Resenha: Frank Zappa – Hot Rats (1969)


Por Diego Camargo

Nota: 

Disco: Hot Rats
Ano: 1969
Selo: Reprise

Faixas:
1. Peaches En Regalia – 3′37
2. Willie The Pimp – 9′16
3. Son Of Mr. Green Genes – 8′58
4. Little Umbrelllas – 3′04
5. The Gumbo Variations – 16′55
6. It Must Be A Camel – 5′15

Integrantes:
Frank Zappa – voz/octave bass (sintetizador) e percussão
Ian Underwood – teclados e sopros
Captain Beefheart – vocais
Sugar Cane Harris – violino
Jean-Luc Ponty – violino
John Guerin – bateria
Paul Humphrey – bateria
Ron Selico – bateria
Maz Bennett – baixo
Shuggy Otis – baixo

Resenha:
1. Peaches En Regalia
Jazz?
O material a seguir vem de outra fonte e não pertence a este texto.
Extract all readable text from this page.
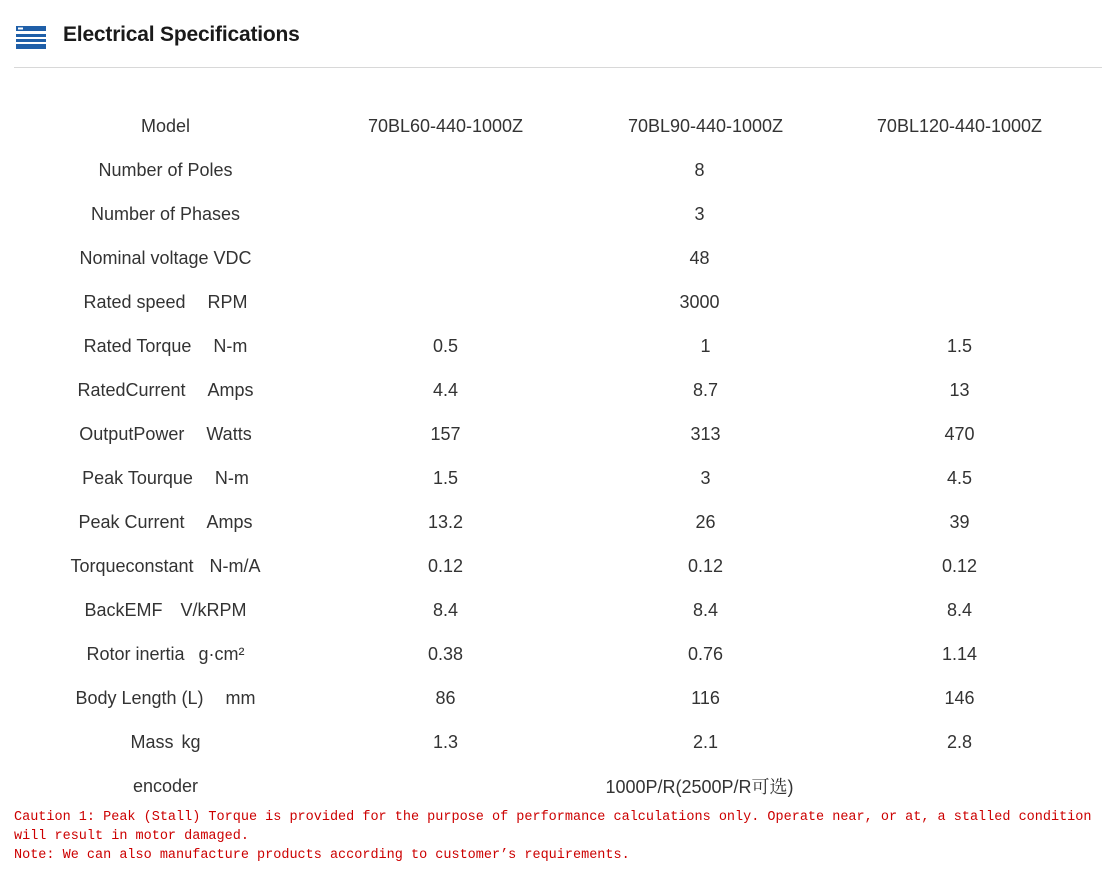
Electrical Specifications
Model	70BL60-440-1000Z	70BL90-440-1000Z	70BL120-440-1000Z
Number of Poles	8		
Number of Phases	3		
Nominal voltage VDC	48		
Rated speed RPM	3000		
Rated Torque N-m	0.5	1	1.5
RatedCurrent Amps	4.4	8.7	13
OutputPower Watts	157	313	470
Peak Tourque N-m	1.5	3	4.5
Peak Current Amps	13.2	26	39
Torqueconstant N-m/A	0.12	0.12	0.12
BackEMF V/kRPM	8.4	8.4	8.4
Rotor inertia g·cm²	0.38	0.76	1.14
Body Length (L) mm	86	116	146
Mass kg	1.3	2.1	2.8
encoder	1000P/R(2500P/R可选)		

Caution 1: Peak (Stall) Torque is provided for the purpose of performance calculations only. Operate near, or at, a stalled condition will result in motor damaged.

Note: We can also manufacture products according to customer’s requirements.
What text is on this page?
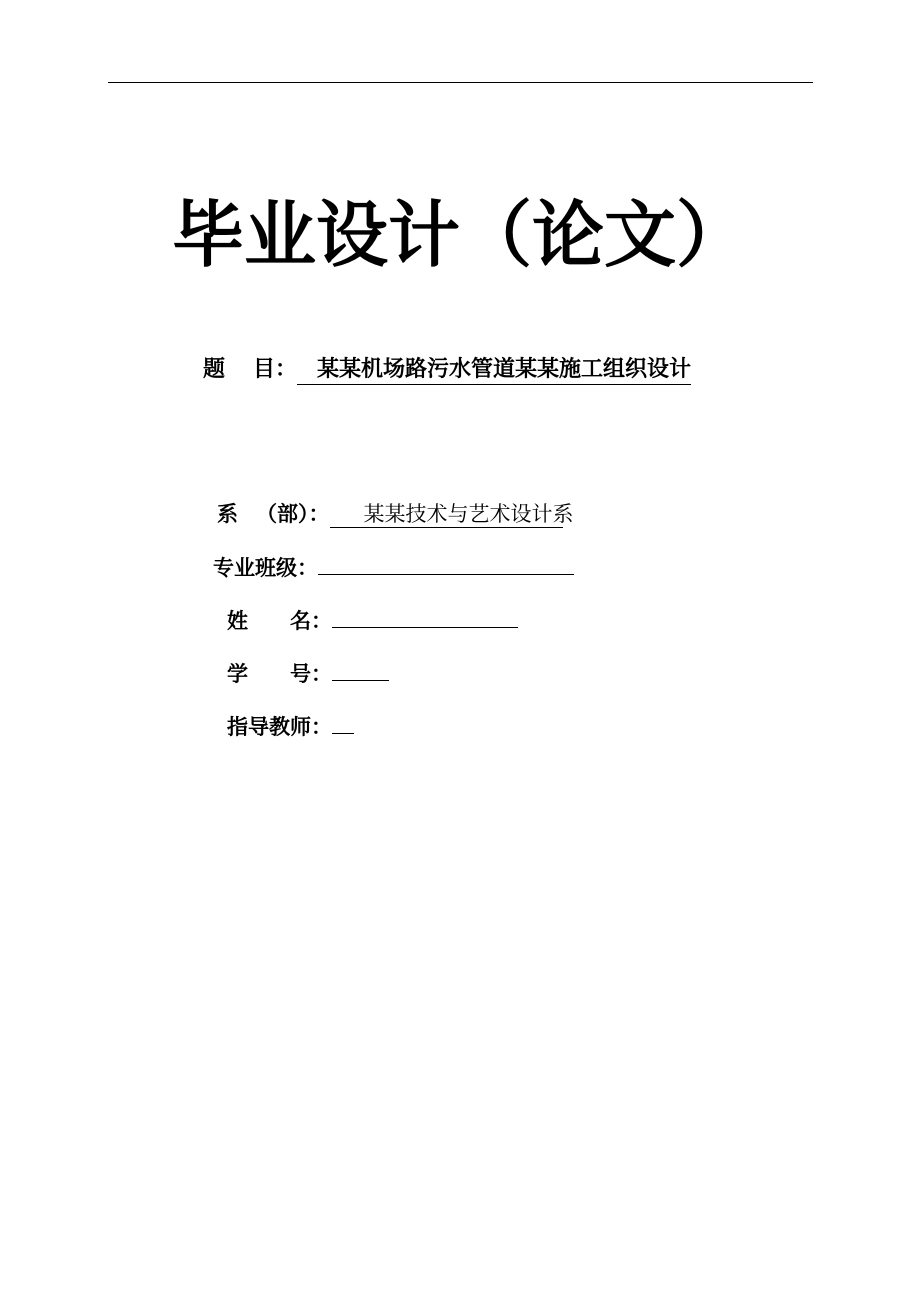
毕业设计（论文）
题 目： 某某机场路污水管道某某施工组织设计
系 （部）： 某某技术与艺术设计系
专业班级：
姓 名：
学 号：
指导教师：
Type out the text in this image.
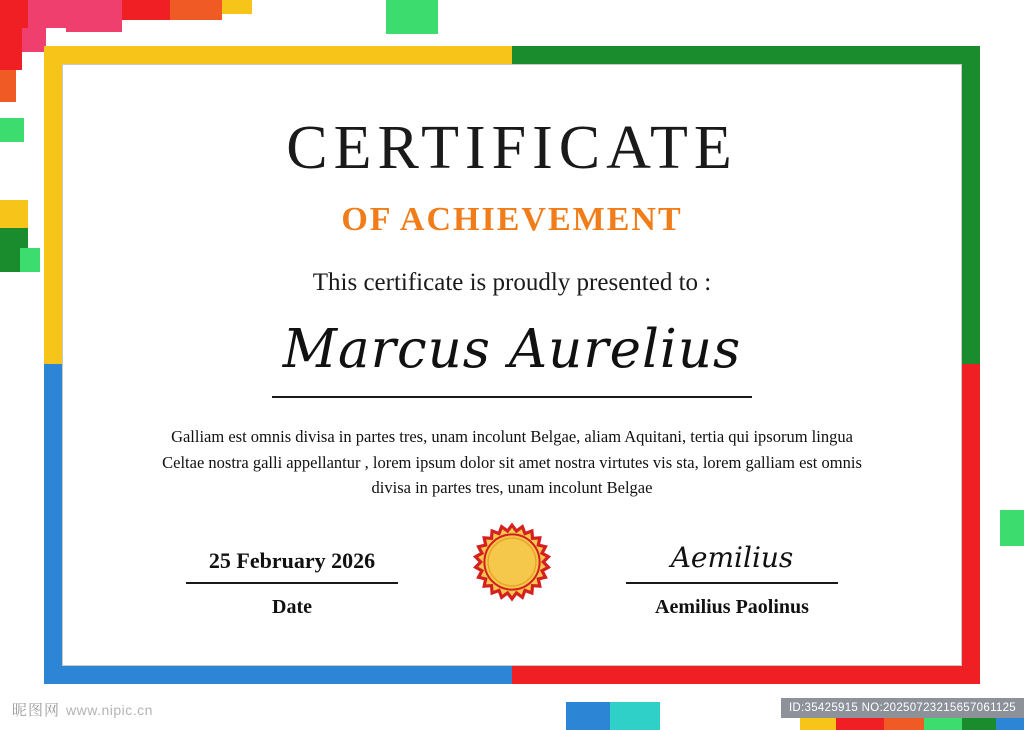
CERTIFICATE
OF ACHIEVEMENT
This certificate is proudly presented to :
Marcus Aurelius
Galliam est omnis divisa in partes tres, unam incolunt Belgae, aliam Aquitani, tertia qui ipsorum lingua Celtae nostra galli appellantur , lorem ipsum dolor sit amet nostra virtutes vis sta, lorem galliam est omnis divisa in partes tres, unam incolunt Belgae
25 February 2026
Date
Aemilius
Aemilius Paolinus
昵图网 www.nipic.cn	ID:35425915 NO:20250723215657061125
Um pouco de tudo, mas uma coisa é certa, quem estava fazendo esse som em 69? Nem os Beatles a frente de tudo estavam, Zappa estava muito à frente do seu tempo mesmo. Uma melodia louca e sensacional invade os fones.
Muitos teclados, um clima James Bond no ar.

2. Willie The Pimp
Riff que só iriam fazer igual uns anos depois, que vocal doido! Violinos mais ensandecidos por todos os lados.
E sabem do que? Tem o Zappa arregaçando a guitarra, meu, como pode o homem tocar guitarra de maneira tão estranha e foda? O cara era o virtuoso antes disso existir. Mais não é só virtuose e sim melodias das mais loucas, e a banda que ele tinha PQP.
Extremamente Jazz, mas mesmo assim sem ser sacal.

3. Son Of Mr. Green Genes
Meu, de onde ele tirava esses sons em 1969? Esta pergunta vai me assombrar eternamente.
Os teclados, as ‘fugas sonoras’ tudo no som excede o experimentalismo, passa da barreira do puro e simples fator canção.
Zappa é rei na guitarra, seus riffs são desconcertantes.
Mas a música ao mesmo tempo é dançante e super interessante do ponto de vista musical mesmo.

4. Little Umbrelllas
Baixão acústico e tudo, mas o interessante são os contrastes, junto disso um sintetizador e violino, uma bateria rock ‘morta’ e um teclado perdido no fundo e claro xilofones.
E sopros, claro que deveriam ter sopros.

5. The Gumbo Variations
Take 2 anuncia Zappa, e que todos devem começar junto, dizem que Zappa era meio autoritário em estúdio, mas um homem que gravou mais de 50 discos em menos de 30 anos de carreira, provavelmente sabia o que fazia.
Nessa faixa além da percussão no fundo e de uma bela linha de baixo, temos um saxofone solando por todo lado.
Base pra loucura é o que não falta, gravada ao vivo, mostra a cara do Mothers e Zappa a improvisação a la Jazz. Mas nesse caso interessante, já que eu acho Jazz sacal.
Violino entra em cena e arremata ainda mais o som dos caras, a quantidade de virtuoses reunida aqui é gigante. Um groove infernal.
Até aqui (Já passam 11 minutos) Zappa é só o maestro, a guitarra aparece timidamente por aqui pela primeira vez. És então que ele finalmente dá o ar da graça.
Depois de um breve solo de bateria (acho que são 2), o baixo faz um acompanhamento bem legal, e dá-lhe violinos.
O fim é inesperado, cheio de detalhes e loucuras.

6. It Must Be A Camel
Cheia de percussões quebradas, um monte delas na verdade. Mas por trás de tudo tem música! E como.
A segunda parte tem os saxofones como principais veículos de comunicação.
Totalmente atonal, só não é cada um por si porque baixo e batera seguram a base (e mesmo assim saindo dela várias vezes).
Em alguns parcos momentos a guitarra aparece rasgada, mas são parcos mesmo.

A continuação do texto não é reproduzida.